Guarantano was only six days removed from getting seven screws in a broken left hand, and said he was in “constant pain,” but Pruitt decided that his team’s best option was still playing with a quarterback who had a Luke Skywalker claw and had to hold his hand up like Chubbs in Happy Gillmore for his postgame interviews.
“It’s hard for me to grip (the ball) honestly,” Guarantano said.
“I just had surgery on Sunday. It’s throbbing a lot.”
On a scale of 1-10 how much does the hand hurt?
“My dad would tell me to say three and my mom would tell me to say 11. So somewhere in the middle of that,” he said, with a grin.

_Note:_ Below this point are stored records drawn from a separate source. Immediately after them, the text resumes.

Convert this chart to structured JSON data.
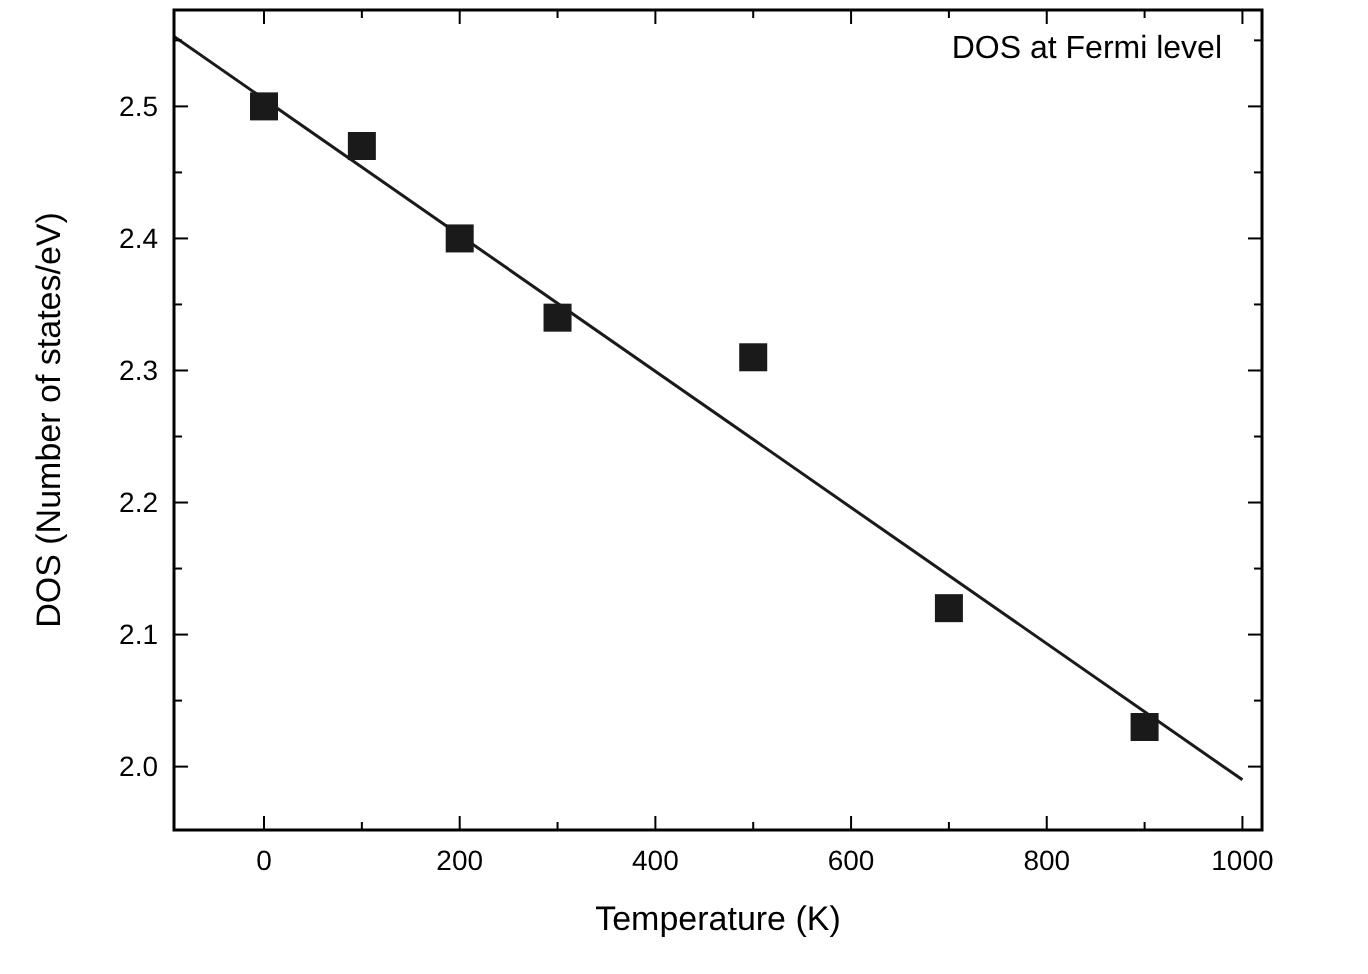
{
  "chart_data": {
    "type": "scatter",
    "xlabel": "Temperature (K)",
    "ylabel": "DOS (Number of states/eV)",
    "annotations": [
      "DOS at Fermi level"
    ],
    "xlim": [
      -92,
      1020
    ],
    "ylim": [
      1.952,
      2.573
    ],
    "xticks": [
      0,
      {
        "value": 100,
        "label": null
      },
      200,
      {
        "value": 300,
        "label": null
      },
      400,
      {
        "value": 500,
        "label": null
      },
      600,
      {
        "value": 700,
        "label": null
      },
      800,
      {
        "value": 900,
        "label": null
      },
      1000
    ],
    "yticks": [
      "2.0",
      {
        "value": 2.05,
        "label": null
      },
      2.1,
      {
        "value": 2.15,
        "label": null
      },
      2.2,
      {
        "value": 2.25,
        "label": null
      },
      2.3,
      {
        "value": 2.35,
        "label": null
      },
      2.4,
      {
        "value": 2.45,
        "label": null
      },
      2.5,
      {
        "value": 2.55,
        "label": null
      }
    ],
    "grid": false,
    "series": [
      {
        "marker": "square",
        "color": "#1a1a1a",
        "x": [
          0,
          100,
          200,
          300,
          500,
          700,
          900
        ],
        "values": [
          2.5,
          2.47,
          2.4,
          2.34,
          2.31,
          2.12,
          2.03
        ]
      },
      {
        "type": "line",
        "marker": "none",
        "color": "#1a1a1a",
        "x": [
          -92,
          1000
        ],
        "values": [
          2.553,
          1.99
        ]
      }
    ]
  }
}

Tennessee, ultimately, won with ease Saturday, but it did so playing with one hand behind its back — figuratively and literally.
Guarantano, who has 22 career starts but has become Pruitt’s go-to reliever, played like a guy fighting a painful injury while also battling his typical inconsistencies. Coming on in early relief, the redshirt junior had his usual enigmatic performance — some great throws, some late throws, some body blows and one terrible interception.
He finished the victory going 13 of 21 for 147 yards, with one touchdown and one pick. Guarantano, whose toughness remains unquestioned, wasn’t helped at all early on by a shaky offensive line playing without right tackle Darnell Wright, but he also looked uncomfortable competing with a left-hand he mostly held limp between plays and on the sidelines. He was briefly benched to start the second half after he floated a poor pass off his back foot for a pick in the end zone, only to return to action a series later.
“I made a stupid mistake in the red zone,” Guarantano said.
“(Pruitt) got on me and rightfully so. I expect him to coach me hard. … It’s not a love-hate thing. It’s always love with him.”
And yet, despite Guarantano’s flaws, and significant injury, Pruitt decided No. 2 still gave Tennessee the best chance to win Saturday — and that says as much about the other options in the room as it does Guarantano.
Pruitt maintained all week that all three quarterbacks were available Saturday, and he doubled-down on that notion again postgame. Yet Brian Maurer, who has flashed but also has four interceptions in limited work, didn’t play — despite sources saying he split first-team reps with Shrout the first three days of practice.
“We elected to go with the other guys,” Pruitt said.
But “other guys” really meant Guarantano and a few Wildcat runs, as Shrout was on a leash too short for Smokey. It took one errant pass for the redshirt freshman to get pulled Saturday.
Following Bryce Thompson’s first interception, Shrout threw across his body in the red zone, and it was such a poor decision that Chris Weinke met him on the sidelines and immediately told the redshirt freshman, “Don’t ever throw that pass again.”
It was enough for Pruitt to decide to pull Shrout right then and there, too, even though strangely Tennessee’s head coach noted postgame that the weather and Guarantano’s injury were why the veteran didn’t start Saturday night in the first place.
“One guy had surgery on Sunday. It is cold out there, and he has a cast on his hand. First time getting out there, you see him in warmups and he practiced most of the week, but the ball was pretty slick there the way the air was tonight,” Pruitt explained on his QB management.
"If J.T. (Shrout) doesn’t run across the field or throw across his body, back over there when we were in field goal range, he might have kept playing.”
Tennessee is just two wins away from bowl eligibility, and whether Maurer or Shrout are QB1 next weekend at Kentucky, it's clear No. 2 is still Pruitt's most trusted signal-caller on the roster right now.